Alternatively, the householder has to pay back the price of the heat pump, plus installation, so that the bonds can be serviced and investors receive their money back plus interest. What is the method by which this is going to be done? It seems a fairly important part of the investment case to us. After all, as Greensill and Gupta are currently showing, paying back money can be more difficult than borrowing it.

Further, if there is some clever scheme by which that multitude of small payment streams - the monthly slice of that £15,000 spread over the years and decades - can be both collected and enforced then what is it? And if we’ve got one then why is this special form of bond required? If 1% green bonds are what the market will fall for, given that we’ve got a repayment mechanism, then why not just general issuance instead of this special form?
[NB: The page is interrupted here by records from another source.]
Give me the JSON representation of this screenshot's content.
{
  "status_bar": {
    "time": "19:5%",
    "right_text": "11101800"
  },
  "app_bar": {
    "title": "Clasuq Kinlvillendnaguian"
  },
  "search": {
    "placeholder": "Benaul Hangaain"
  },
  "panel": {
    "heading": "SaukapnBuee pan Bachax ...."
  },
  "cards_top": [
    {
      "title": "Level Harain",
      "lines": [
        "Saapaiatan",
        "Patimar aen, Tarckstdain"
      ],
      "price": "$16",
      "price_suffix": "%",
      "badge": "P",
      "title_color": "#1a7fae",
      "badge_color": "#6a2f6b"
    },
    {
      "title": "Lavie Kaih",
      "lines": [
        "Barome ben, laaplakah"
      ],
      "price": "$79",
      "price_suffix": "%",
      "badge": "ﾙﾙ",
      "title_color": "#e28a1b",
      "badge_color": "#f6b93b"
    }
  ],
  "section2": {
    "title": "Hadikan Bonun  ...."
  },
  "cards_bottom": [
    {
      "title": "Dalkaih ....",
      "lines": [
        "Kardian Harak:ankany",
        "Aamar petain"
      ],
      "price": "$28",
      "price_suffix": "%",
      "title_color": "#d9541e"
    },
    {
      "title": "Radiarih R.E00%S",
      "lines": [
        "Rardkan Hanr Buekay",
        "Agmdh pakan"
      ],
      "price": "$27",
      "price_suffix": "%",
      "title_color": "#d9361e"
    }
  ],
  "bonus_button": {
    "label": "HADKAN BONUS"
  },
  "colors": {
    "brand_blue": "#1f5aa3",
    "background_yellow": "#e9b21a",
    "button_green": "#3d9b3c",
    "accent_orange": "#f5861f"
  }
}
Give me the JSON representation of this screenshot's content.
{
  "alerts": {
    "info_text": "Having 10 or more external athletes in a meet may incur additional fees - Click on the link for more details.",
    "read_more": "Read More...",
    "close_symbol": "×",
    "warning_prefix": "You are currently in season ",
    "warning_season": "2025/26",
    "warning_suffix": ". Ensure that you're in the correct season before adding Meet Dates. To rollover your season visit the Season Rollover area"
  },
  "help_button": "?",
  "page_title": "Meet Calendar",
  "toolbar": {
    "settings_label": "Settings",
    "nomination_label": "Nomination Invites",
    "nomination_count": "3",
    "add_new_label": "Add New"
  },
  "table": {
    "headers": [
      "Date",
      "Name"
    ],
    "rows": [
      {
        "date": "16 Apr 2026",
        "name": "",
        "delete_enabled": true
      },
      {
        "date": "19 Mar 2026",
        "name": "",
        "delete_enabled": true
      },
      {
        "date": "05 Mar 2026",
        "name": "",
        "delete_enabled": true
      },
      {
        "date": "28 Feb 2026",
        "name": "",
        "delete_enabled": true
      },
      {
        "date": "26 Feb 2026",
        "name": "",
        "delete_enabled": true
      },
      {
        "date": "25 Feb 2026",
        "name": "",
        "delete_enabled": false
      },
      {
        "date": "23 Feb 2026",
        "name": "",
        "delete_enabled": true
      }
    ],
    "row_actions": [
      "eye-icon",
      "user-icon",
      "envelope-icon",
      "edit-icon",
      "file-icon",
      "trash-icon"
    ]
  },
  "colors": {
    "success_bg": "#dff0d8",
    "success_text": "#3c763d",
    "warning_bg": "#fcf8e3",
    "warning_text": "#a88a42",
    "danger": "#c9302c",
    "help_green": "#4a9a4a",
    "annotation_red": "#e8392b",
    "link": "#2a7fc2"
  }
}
This is indeed Baldrick in all his glory. A superficially pleasing idea that fails at the most important point. Bond issuance, the important part of the plan is how does the money come back to the investors? In all the “work” that has been done on this scheme there is not one single mention of this rather important point.

Is the carbon compliance a gift to householders? Or is there a householder repayment system? In either case there’s no need for these special bonds, is there?

At which point a question to the Green New Deal. What is the repayment mechanism?

We have asked this question of the one group member that we do talk to to be met with the insistence that of course our correspondent had absolutely nothing at all to do with this idea. Possibly wisely.